Soru: TKP içindeki hücreler derken ne kastediliyordu?
Durduran: Parti içinde yerleştirilmiş kişiler vardı, onları KKTC’nin ilanında harekete geçirdim diyor Rauf Denktaş. Ve iki isim veriyor, Alpay Durduran ve Özker Özgür direniyorlardı, bu direnci kırmak için de hücrelerimi harekete geçirdim dedi.
Ardından da 1985 seçimleri geldi, TKP içinde bir grup bu self determinasyon hareketi gibi hareketten oluşan bir grup TKP’nin Cumhurbaşkanı adayına karşı harekete geçti.

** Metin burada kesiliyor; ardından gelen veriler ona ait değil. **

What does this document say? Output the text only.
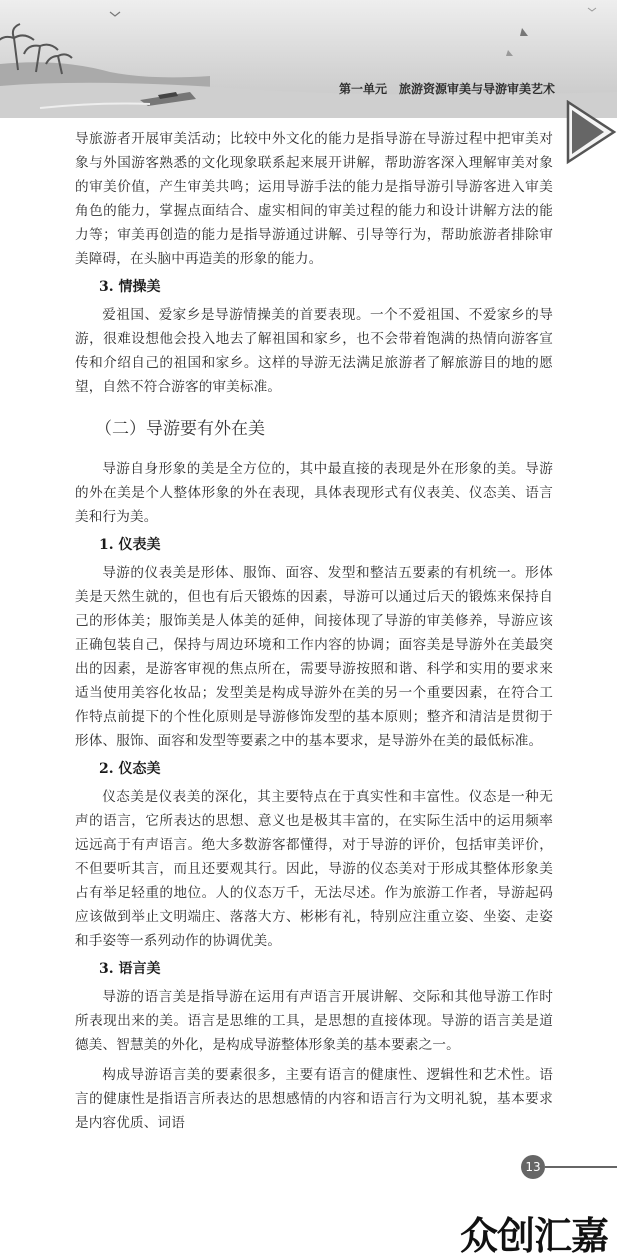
第一单元　旅游资源审美与导游审美艺术

导旅游者开展审美活动；比较中外文化的能力是指导游在导游过程中把审美对象与外国游客熟悉的文化现象联系起来展开讲解，帮助游客深入理解审美对象的审美价值，产生审美共鸣；运用导游手法的能力是指导游引导游客进入审美角色的能力，掌握点面结合、虚实相间的审美过程的能力和设计讲解方法的能力等；审美再创造的能力是指导游通过讲解、引导等行为，帮助旅游者排除审美障碍，在头脑中再造美的形象的能力。

3. 情操美

爱祖国、爱家乡是导游情操美的首要表现。一个不爱祖国、不爱家乡的导游，很难设想他会投入地去了解祖国和家乡，也不会带着饱满的热情向游客宣传和介绍自己的祖国和家乡。这样的导游无法满足旅游者了解旅游目的地的愿望，自然不符合游客的审美标准。

（二）导游要有外在美

导游自身形象的美是全方位的，其中最直接的表现是外在形象的美。导游的外在美是个人整体形象的外在表现，具体表现形式有仪表美、仪态美、语言美和行为美。

1. 仪表美

导游的仪表美是形体、服饰、面容、发型和整洁五要素的有机统一。形体美是天然生就的，但也有后天锻炼的因素，导游可以通过后天的锻炼来保持自己的形体美；服饰美是人体美的延伸，间接体现了导游的审美修养，导游应该正确包装自己，保持与周边环境和工作内容的协调；面容美是导游外在美最突出的因素，是游客审视的焦点所在，需要导游按照和谐、科学和实用的要求来适当使用美容化妆品；发型美是构成导游外在美的另一个重要因素，在符合工作特点前提下的个性化原则是导游修饰发型的基本原则；整齐和清洁是贯彻于形体、服饰、面容和发型等要素之中的基本要求，是导游外在美的最低标准。

2. 仪态美

仪态美是仪表美的深化，其主要特点在于真实性和丰富性。仪态是一种无声的语言，它所表达的思想、意义也是极其丰富的，在实际生活中的运用频率远远高于有声语言。绝大多数游客都懂得，对于导游的评价，包括审美评价，不但要听其言，而且还要观其行。因此，导游的仪态美对于形成其整体形象美占有举足轻重的地位。人的仪态万千，无法尽述。作为旅游工作者，导游起码应该做到举止文明端庄、落落大方、彬彬有礼，特别应注重立姿、坐姿、走姿和手姿等一系列动作的协调优美。

3. 语言美

导游的语言美是指导游在运用有声语言开展讲解、交际和其他导游工作时所表现出来的美。语言是思维的工具，是思想的直接体现。导游的语言美是道德美、智慧美的外化，是构成导游整体形象美的基本要素之一。

构成导游语言美的要素很多，主要有语言的健康性、逻辑性和艺术性。语言的健康性是指语言所表达的思想感情的内容和语言行为文明礼貌，基本要求是内容优质、词语

13
众创汇嘉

Oy verilmemesi için üyeleri gezdiler. Bunların hepsi biliniyor. Çünkü Alpay Durduran’ın Türkiye ile ilişkileri zora soktuğu kanaatini yaydılar parti içinde ve Durduran’dan kurtulmaya çalıştılar. Bu hareketin içinde Mustafa Akıncı da vardı. O dönem gazetelerde yayımlandı.
Mustafa Akıncı, Vehit Nekipzade, Ziya Rızkı istifa edecekler partiden, parti çatlıyor diye haberler yapıldı.
O ara da UBP ile koalisyon kurmadık diye saldırılar başlıyor. Şahsen de beni sorumlu tutan yayınlar ve suçlamalar yapılıyordu. Amerikan ajanı olduğumu bile söylediler.
Böyle bir ortamda bu işleri yapan bir adam en nihayetinde bizi partide çok görmeye başladı ve ayrılmamız için gerekeni yapacağı belliydi. Beni disiplin kuruluna verdiler.
Söylediklerim bunlar. Tümü TKP içerisinde yaşandı, o dönem medyada yer aldı. Aksini iddia eden varsa, bunları tartışmaya hazırım.